Air mata Junho merembes turun. Dadanya kian terasa sesak, ada sesuatu di dalam sana yang siap untuk meledak. Namun ia sendiri tidak tahu itu apa. Mungkin saja semacam pertanyaan, siapa dirinya dalam keluarganya? Apa arti dirinya dalam keluarga yang masih ia sebut keluarga?
Teman-temannya memiliki keluarga yang baik-baik saja. Minkyu, Yohan, dan si kembar memiliki kedua orangtua lengkap yang memberikan perhatian, meskipun orangtua mereka menyebalkan. Minhee masih memiliki seorang mama yang menyayanginya, meski harus menjadi saksi betapa tragis kematian papanya. Juga Eunsang yang meskipun belum pernah bertemu mamanya, anak itu hidup dalam limpahan kasih sayang dari papa dan kakaknya. Sementara dirinya? Dicintai oleh sebagian kecil keluarganya nyaris seperti kesalahan dan hal yang tak pantas diterimanya, sehingga rasanya tidak ada tempat yang pantas untuknya di dalam keluarga tempatnya berasal.

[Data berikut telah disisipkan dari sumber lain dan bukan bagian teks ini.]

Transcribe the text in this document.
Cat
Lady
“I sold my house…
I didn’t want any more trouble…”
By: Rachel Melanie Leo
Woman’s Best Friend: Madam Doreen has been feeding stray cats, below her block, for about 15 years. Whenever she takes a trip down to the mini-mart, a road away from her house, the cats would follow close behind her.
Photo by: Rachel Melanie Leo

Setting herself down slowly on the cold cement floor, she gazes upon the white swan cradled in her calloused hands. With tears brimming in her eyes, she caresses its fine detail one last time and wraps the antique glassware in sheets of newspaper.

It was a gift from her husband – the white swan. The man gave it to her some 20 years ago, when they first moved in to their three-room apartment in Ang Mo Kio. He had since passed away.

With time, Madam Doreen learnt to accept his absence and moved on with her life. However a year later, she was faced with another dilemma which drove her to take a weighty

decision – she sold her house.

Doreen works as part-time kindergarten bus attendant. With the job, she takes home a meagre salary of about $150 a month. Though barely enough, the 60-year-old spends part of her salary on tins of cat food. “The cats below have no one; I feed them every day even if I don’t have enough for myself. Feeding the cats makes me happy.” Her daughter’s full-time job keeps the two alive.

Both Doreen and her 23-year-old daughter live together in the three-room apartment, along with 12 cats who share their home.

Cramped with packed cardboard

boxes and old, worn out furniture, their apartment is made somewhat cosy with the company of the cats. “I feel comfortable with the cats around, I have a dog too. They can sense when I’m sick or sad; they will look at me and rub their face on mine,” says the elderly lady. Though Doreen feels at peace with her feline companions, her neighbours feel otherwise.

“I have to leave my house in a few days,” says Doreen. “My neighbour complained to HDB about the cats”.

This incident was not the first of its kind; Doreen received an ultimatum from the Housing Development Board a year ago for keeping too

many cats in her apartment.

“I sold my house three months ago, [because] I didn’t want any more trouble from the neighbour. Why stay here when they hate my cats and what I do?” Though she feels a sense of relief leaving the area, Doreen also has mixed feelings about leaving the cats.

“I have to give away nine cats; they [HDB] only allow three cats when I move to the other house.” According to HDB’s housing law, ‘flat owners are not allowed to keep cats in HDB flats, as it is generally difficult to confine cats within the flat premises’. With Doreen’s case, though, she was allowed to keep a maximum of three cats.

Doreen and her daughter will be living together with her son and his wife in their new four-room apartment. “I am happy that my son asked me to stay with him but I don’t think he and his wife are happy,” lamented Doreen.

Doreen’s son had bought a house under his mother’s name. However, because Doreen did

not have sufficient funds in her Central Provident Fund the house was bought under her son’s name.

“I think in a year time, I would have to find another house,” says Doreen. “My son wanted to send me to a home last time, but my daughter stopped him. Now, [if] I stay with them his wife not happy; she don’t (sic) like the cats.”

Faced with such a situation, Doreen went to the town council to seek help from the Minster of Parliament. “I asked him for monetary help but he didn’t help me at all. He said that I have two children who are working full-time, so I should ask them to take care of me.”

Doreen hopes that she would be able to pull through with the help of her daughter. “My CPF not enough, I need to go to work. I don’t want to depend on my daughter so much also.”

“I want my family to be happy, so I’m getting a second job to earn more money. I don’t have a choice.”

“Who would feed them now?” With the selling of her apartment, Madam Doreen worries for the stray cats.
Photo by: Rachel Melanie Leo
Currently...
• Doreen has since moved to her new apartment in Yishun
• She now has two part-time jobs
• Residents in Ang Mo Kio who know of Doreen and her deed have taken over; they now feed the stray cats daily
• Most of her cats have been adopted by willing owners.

Kalau saja ada benda ajaib di dunia ini yang bisa mengabulkan permohonan dengan cepat, ia ingin menjadi orang lain saja. Bukan menjadi Cha Junho, karena menjadi Cha Junho itu tidak seindah apa yang orang lain bayangkan. Bahkan jika hanya menjadi kupu-kupu pun, rasanya akan lebih menyenangkan, daripada keadaannya yang sekarang. Atau mungkin lebih menyenangkan daripada keadaan sejak ia dilahirkan.
Menjadi Cha Junho tidak sebaik apa yang orang lain bayangkan. Tidak ada gunanya jika ia mendengar banyak orang yang iri akan hidupnya, karena mereka sejatinya tidak pernah melihat bagian paling hancur dalam dirinya. Mereka hanya mengenal Cha Junho dengan tingkah sembrono, slengekan, tidak bisa diatur, banyak bercanda, dan tertawa keras seperti tidak punya sopan santun. Tapi mereka tidak pernah tahu luka-luka yang nyaris membuatnya tidak sanggup berdiri, meski hanya sekedar untuk meminta tolong.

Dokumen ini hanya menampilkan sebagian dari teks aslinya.